Relation between standard inner products on $R^n$ and $C^n$

Question

I was looking at this problem from Hoffman's book. It states that given a conjugation $J$ on a complex vector space $V$ and $f$ a inner product on the set $W = \{x \in V: Jx = x\}$ there is a unique inner product $g$ on $V$ such that $g(a,b) = f(a,b)$ for $a,b \in W$. (a conjugation is a function such that $J(a+b) = J(a) + J(b)$ and $J(ca) = \overline {c}J(a)$ )
I understand that given $z \in V$ we can represent $z$ as $z = x+iy$ with $x,y \in W$. But, how should I proceed with this problem? Should I be thinking on Matrix representation of inner products?

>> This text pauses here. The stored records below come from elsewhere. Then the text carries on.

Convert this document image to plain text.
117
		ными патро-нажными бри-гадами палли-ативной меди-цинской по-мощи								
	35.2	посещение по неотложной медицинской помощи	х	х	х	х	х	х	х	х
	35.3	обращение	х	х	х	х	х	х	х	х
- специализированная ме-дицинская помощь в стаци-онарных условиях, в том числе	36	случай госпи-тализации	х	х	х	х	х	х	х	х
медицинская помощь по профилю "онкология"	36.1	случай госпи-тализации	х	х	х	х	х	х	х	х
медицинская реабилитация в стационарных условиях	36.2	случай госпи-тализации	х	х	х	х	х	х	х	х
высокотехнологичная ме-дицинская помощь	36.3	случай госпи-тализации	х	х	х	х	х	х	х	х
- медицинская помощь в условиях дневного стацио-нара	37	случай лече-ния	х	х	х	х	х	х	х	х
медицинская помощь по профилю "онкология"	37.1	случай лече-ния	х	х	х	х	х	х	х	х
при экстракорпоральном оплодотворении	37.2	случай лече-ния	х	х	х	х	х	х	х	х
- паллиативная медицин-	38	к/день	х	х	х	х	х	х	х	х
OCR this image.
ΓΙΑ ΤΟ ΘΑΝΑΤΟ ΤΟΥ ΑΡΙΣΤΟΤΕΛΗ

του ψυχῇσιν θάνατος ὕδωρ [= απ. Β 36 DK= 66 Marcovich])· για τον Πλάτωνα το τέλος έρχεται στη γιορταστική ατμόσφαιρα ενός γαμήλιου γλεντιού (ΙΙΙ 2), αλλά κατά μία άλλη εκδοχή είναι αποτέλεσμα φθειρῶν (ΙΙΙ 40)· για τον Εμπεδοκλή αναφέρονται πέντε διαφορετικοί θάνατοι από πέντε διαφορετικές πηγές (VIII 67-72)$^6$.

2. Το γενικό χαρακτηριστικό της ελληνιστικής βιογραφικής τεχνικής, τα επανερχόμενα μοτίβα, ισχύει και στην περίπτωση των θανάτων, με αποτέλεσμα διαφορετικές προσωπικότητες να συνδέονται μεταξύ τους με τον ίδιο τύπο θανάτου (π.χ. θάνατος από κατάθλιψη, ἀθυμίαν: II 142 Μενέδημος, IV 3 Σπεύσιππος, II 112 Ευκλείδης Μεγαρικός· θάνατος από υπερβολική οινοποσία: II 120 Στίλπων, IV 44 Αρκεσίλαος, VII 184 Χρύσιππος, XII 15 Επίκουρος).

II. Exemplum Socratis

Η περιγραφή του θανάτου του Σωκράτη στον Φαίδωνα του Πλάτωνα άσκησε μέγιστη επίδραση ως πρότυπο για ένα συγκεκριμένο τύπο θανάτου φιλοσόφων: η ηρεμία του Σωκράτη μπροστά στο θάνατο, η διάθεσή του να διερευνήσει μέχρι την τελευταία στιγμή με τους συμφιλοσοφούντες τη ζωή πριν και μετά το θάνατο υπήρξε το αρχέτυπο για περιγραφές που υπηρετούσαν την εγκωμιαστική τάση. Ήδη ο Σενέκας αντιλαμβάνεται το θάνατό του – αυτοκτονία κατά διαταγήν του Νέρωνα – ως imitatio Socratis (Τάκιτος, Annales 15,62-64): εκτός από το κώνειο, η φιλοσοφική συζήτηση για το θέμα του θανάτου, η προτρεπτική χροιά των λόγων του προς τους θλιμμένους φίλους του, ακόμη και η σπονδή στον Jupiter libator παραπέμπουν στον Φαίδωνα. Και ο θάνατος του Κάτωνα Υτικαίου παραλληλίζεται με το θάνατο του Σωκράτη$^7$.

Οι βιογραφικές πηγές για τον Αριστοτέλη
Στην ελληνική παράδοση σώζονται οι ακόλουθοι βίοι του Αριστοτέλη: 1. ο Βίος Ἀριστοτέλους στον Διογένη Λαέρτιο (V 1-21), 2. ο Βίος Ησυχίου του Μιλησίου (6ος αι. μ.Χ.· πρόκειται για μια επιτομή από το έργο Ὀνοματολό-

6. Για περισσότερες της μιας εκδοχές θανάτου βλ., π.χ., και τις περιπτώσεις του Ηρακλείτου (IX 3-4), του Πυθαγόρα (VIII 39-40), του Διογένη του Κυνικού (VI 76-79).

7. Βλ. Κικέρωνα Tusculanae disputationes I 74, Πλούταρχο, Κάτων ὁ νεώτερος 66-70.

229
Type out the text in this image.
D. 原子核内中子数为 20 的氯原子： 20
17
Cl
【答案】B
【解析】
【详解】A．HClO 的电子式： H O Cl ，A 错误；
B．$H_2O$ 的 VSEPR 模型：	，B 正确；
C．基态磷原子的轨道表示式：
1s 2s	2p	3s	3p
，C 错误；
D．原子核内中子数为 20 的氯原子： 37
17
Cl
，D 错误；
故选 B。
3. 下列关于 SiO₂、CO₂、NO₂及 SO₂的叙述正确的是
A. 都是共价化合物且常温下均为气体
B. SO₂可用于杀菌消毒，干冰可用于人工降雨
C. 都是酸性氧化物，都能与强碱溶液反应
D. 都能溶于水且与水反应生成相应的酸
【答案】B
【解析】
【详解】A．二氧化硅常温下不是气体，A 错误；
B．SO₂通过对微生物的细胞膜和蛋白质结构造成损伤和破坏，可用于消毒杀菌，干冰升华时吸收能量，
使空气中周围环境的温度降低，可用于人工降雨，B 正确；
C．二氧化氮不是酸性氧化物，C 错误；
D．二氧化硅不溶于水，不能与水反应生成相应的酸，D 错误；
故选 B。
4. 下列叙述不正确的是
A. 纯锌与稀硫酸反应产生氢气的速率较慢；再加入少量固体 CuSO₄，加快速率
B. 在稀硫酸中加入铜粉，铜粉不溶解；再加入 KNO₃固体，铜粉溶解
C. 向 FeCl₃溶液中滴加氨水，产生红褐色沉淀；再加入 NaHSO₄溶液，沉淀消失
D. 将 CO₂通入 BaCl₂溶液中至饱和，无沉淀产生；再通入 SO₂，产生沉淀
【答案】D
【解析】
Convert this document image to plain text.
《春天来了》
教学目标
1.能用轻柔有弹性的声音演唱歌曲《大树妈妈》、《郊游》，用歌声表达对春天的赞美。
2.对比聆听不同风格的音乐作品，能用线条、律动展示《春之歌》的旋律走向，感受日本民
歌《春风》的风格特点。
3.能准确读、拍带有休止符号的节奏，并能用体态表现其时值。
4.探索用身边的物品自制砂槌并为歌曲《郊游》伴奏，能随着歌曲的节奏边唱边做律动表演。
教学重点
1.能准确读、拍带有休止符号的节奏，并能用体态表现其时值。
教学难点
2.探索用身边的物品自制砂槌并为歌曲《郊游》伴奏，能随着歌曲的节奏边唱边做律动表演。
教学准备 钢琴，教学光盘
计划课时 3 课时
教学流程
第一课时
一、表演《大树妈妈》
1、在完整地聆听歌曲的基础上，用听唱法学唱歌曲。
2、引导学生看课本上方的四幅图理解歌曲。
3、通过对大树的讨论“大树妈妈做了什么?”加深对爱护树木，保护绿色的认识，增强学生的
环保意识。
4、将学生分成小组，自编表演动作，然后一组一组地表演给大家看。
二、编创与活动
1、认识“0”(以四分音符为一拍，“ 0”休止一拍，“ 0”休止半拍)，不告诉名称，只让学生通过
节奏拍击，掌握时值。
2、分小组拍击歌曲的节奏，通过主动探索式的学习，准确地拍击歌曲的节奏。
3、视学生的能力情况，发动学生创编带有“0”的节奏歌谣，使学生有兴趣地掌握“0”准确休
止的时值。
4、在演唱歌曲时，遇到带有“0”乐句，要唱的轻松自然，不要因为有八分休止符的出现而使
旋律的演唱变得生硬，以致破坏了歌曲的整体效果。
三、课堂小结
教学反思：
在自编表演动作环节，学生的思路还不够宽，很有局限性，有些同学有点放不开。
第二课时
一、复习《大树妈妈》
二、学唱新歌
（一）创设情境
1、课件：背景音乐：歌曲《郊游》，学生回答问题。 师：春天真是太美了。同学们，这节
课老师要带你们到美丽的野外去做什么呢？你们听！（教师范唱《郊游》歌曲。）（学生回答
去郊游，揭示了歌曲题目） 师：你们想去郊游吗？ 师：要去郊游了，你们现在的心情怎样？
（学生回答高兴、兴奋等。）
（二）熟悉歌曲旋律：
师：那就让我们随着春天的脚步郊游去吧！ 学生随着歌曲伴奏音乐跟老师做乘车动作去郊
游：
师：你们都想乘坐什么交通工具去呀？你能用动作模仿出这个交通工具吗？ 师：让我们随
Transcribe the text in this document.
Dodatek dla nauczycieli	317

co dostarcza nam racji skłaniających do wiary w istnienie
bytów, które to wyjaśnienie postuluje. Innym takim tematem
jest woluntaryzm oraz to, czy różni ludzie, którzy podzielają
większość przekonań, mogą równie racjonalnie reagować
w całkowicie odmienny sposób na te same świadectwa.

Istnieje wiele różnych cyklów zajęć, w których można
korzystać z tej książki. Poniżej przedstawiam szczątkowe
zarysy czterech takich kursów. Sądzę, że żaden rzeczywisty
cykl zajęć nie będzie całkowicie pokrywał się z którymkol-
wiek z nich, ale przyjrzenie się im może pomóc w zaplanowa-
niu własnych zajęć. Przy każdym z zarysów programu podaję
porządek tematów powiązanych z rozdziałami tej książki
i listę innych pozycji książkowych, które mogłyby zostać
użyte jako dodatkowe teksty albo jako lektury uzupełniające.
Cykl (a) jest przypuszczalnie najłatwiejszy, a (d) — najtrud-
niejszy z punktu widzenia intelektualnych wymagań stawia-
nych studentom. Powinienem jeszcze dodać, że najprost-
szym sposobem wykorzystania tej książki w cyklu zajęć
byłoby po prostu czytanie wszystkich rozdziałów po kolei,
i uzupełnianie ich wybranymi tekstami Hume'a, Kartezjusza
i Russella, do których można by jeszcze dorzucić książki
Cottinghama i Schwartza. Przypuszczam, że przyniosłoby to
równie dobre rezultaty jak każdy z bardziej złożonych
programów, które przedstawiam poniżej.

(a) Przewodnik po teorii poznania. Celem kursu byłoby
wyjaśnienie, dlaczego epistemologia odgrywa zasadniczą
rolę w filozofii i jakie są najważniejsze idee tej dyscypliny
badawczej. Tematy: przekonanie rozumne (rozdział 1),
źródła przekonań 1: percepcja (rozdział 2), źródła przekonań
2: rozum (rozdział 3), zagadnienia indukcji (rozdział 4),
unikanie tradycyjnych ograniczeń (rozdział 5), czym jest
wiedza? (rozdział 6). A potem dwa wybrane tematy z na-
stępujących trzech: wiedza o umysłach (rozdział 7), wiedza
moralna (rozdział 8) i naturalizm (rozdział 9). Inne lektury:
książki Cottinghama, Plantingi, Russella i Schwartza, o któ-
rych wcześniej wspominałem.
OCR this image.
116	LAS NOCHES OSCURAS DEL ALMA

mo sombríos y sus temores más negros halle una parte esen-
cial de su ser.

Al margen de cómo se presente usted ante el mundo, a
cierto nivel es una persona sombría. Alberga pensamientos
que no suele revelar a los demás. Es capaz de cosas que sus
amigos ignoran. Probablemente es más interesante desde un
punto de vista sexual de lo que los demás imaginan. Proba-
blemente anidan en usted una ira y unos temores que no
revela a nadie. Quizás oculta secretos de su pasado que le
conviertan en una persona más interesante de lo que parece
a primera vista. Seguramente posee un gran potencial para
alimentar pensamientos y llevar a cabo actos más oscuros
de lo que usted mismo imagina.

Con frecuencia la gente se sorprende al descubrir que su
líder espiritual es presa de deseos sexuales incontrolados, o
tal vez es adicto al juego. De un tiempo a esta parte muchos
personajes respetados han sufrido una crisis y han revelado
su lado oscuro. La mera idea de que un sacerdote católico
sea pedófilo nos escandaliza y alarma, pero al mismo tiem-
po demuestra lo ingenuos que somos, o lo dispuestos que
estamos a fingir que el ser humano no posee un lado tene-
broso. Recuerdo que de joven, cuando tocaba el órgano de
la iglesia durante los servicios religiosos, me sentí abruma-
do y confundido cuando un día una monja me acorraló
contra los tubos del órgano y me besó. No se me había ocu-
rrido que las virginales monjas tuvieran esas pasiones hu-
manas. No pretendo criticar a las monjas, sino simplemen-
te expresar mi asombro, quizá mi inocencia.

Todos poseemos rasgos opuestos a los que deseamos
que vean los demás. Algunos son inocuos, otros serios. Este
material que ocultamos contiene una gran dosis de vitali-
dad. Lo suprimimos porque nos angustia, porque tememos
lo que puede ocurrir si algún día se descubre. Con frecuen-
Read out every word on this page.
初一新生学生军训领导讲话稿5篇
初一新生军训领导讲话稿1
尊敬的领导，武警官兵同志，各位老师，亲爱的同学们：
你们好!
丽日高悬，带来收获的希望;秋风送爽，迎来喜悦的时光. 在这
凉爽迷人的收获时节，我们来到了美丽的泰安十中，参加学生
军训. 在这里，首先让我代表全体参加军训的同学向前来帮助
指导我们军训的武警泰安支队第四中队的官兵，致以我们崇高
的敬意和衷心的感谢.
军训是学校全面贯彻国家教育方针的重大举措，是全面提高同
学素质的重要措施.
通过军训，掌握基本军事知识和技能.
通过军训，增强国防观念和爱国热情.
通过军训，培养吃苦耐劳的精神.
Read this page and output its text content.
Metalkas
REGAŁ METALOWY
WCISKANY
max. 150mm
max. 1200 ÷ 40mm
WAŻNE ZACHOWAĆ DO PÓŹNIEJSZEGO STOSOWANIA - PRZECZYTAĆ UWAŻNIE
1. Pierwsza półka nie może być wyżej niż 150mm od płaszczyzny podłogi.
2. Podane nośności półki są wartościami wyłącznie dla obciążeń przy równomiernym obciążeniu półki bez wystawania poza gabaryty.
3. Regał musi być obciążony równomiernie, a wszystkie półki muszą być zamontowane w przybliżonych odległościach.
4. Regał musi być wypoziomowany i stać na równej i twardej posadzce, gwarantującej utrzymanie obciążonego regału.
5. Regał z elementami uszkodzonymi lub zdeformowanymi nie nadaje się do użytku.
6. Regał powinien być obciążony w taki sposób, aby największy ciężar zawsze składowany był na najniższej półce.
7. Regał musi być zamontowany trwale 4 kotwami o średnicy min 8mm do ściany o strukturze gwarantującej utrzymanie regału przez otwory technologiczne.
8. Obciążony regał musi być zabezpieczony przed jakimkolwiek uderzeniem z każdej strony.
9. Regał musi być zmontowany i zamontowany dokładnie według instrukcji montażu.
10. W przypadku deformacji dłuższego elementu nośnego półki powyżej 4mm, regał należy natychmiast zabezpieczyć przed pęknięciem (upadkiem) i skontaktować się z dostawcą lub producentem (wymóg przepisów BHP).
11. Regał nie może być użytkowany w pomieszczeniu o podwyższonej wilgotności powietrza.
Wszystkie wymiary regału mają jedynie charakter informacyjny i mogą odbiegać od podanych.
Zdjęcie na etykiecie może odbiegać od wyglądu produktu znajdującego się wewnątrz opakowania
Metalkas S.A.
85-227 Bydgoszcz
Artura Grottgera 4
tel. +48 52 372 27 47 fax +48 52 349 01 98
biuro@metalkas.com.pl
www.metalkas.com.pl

Moreover, once that unique inner product is found, how that relates the standard inner product on $\mathbb R^n$ and $\mathbb C^n$? Thanks in advance.

Answer 1

Say $z = x+iy$ and $z' = x'+iy'$ where $x,y,x',y' \in W$. For $g$ to be an inner product we had better have $$ \begin{split} g(z,z') &= g(x+iy,x'+iy') \\ &= g(x,x')+g(x,iy')+g(iy,x')+g(iy,iy') \\ &= g(x,x')+ig(x,y')+ig(y,x')+i^2g(y,y') \\ &= (f(x,x')-f(y,y'))+i(f(x,y')+f(y,x')) \end{split} $$ which determines $g$ and shows it's unique. I leave it to you to show $g$ defined thus is bilinear. (Here I have presumed that by "inner product" you mean a linear inner product, as opposed to, say, a Hermitian inner product. If you wanted Hermitian, then modify the above with appropriate $\overline{i}=-i$ where needed.)

The standard inner product on $\mathbb{C}^n$ is this, with $J$ given by the standard conjugation. I don't know what to say for $\mathbb{R}^n$.